Si l'excitation de la « rue » arabe et sa fureur contre Israël menaient à la guerre, les Etats-Unis pourraient subir des répercussions extrêmement néfastes sur le plan du marché du pétrole, des relations avec les Etats à majorité musulmane et le terrorisme contre les institutions et les particuliers.
Pire encore, si cette guerre se passait mal pour Israël, les implications pour les Etats-Unis pourraient devenir vraiment dramatiques. Qu'on le veuille ou non, les Etats-Unis servent d'informel mais de très réel et ultime garant de la sécurité économique pour Israël et il est difficile d'évoquer une perspective où ceux qui planifient la politique américaine se sentiraient moins portés à venir à son secours.
Quelle est la meilleure conduite pour Washington, étant donné les perspectives d'une guerre israélo-arabe qu'il souhaite désespérément éviter ?
Washington devrait prendre des mesures qui découragent les ennemis potentiels d'Israël- en aidant à reconstituer les capacités de dissuasion d'Israël.
Comme je le développe plus longuement dans le numéro de décembre de la revue « Commentaire », Washington devrait adopter d'urgence quatre lignes politiques :
1. Ne plus faire de concessions israéliennes de territoires. Ce changement est nécessaire, au moins pour quelques années, pour arrêter la perception arabe qu'Israël est un Etat faible mendiant des conditions.L'objectif à court terme n'est pas de résoudre le conflit israélo-arabe, mais de renforcer les capacités de dissuasion d'Israël.
2. Encourager Israël à paraître redoutable. Cela aurait un impact énorme si les dirigeants américains faisaient appel à Jérusalem pour rétablir les anciennes politiques dures, par lesquelles les ennemis sont punis pour les agressions sur les personnes et sur les biens. Le but, encore une fois, est de prouver qu'Israël n'est pas démoralisé.
3. Maintenir le mordant militaire d'Israël . Tandis que les politiciens des Etats-Unis avec désinvolture répètent ce mantra, leur volonté de vendre des armes à certains des ennemis potentiels d'Israël ( notamment l'Egypte, mais aussi la Jordanie, l'Arabie saoudite, et plusieurs émirats du Golfe Persique) améliore considérablement les capacités miltaires de ces derniers et rend ainsi la guerre plus probable.

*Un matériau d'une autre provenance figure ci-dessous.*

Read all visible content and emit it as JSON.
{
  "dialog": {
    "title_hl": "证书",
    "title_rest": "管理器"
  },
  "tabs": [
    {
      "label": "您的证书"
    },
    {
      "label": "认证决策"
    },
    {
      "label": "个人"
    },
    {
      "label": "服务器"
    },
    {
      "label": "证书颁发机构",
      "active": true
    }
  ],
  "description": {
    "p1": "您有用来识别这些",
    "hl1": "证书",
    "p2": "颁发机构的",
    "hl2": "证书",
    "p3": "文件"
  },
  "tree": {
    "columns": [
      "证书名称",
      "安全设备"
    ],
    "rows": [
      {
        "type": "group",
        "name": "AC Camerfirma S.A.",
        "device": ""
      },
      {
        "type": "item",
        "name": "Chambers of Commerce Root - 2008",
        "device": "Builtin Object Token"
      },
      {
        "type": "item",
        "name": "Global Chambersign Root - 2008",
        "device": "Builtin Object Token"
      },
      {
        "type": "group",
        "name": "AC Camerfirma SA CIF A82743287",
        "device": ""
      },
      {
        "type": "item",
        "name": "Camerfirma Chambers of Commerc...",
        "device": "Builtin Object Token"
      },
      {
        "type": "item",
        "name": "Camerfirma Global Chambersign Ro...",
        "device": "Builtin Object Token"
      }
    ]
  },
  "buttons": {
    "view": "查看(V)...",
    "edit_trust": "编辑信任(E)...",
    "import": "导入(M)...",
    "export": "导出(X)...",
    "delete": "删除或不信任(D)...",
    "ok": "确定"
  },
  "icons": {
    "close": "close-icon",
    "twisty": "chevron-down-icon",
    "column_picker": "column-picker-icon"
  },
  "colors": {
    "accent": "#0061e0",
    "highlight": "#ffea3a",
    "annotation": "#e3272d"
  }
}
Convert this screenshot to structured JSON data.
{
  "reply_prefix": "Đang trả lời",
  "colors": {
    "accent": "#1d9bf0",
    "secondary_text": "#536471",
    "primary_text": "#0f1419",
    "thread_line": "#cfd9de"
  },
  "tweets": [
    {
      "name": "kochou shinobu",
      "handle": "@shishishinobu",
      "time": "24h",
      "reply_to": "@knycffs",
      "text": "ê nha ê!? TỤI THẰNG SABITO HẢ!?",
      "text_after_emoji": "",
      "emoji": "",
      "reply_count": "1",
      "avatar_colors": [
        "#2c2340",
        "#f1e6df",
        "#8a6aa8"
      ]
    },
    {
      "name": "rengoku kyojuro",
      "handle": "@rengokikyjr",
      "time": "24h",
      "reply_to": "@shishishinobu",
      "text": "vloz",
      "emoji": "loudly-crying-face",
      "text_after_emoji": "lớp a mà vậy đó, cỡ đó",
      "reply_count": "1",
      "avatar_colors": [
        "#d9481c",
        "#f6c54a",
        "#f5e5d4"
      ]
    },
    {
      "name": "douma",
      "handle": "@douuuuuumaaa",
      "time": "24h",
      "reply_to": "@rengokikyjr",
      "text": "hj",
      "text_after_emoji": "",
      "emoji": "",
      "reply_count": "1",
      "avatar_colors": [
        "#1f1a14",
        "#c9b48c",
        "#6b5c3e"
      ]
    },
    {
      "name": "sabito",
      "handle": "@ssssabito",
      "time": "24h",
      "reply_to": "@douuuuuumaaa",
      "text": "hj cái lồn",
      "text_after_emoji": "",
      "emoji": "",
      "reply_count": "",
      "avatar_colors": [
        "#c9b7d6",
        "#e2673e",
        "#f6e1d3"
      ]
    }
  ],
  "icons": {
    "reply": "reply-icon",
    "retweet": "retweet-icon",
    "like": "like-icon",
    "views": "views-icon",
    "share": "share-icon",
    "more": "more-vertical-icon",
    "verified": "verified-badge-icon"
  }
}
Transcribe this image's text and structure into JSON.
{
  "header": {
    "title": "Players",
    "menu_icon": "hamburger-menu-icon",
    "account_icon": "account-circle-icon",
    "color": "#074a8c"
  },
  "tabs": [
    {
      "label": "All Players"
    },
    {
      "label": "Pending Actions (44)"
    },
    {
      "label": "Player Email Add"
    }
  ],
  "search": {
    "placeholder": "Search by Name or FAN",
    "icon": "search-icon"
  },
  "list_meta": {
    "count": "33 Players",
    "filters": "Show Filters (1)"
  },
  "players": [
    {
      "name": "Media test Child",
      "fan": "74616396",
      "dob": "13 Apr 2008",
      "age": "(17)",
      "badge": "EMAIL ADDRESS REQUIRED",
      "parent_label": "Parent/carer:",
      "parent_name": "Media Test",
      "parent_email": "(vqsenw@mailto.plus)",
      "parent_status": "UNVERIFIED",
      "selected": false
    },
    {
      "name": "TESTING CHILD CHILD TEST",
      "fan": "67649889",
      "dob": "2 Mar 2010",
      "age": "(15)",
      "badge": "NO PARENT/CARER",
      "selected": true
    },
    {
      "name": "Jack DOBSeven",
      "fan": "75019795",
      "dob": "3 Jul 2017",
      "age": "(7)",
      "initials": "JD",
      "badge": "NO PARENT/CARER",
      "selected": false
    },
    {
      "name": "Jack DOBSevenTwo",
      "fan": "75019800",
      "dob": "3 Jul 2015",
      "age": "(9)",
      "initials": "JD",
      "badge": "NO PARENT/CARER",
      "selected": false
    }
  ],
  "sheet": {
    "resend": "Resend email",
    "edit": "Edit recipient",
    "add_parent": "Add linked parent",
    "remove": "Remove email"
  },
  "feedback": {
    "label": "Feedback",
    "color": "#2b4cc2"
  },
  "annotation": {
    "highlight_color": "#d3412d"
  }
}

4. Lier plus étroitement Israël et de façon plus cohérente aux Etats-Unis. De temps en temps Washington permet au conseil de Sécurité d'approuver une mauvaise résolution ; récemment, il s'est abstenu de voter la résolution 1322 des Nations Unies, le 7 octobre. Un autre problème concerne le traitement que le gouvernement des Etats-Unis réserve quelquefois à Israël et à ses opposants en les mettant moralement dos à dos. Cela envoie un signal qu'Israël est isolé et cela pourrait encourager les fauteurs de guerre.
Cette approche qui tend à remonter le moral d'Israël peut sembler invraisemblable aux yeux de Washington mais un renversement spectaculaire de politique, en général semble inimaginable avant qu'il ne se produise dans la réalité. Il importe également de noter que certains politiciens américains importants ( notamment les sénateurs Charles Schumer de New York et Jesse Helms de Caroline du Nord) ont déjà exprimé leur souhait de voir un tel changement.
Le refus d'Israël de protéger ses propres intérêts présente pour son principal allié , les Etats-Unis, une responsabilité urgente et inhabituelle, la nécessité de raffermir la volonté de son partenaire. Jamais auparavant un Etat démocratique n'a mis un allié face à un tel dilemme.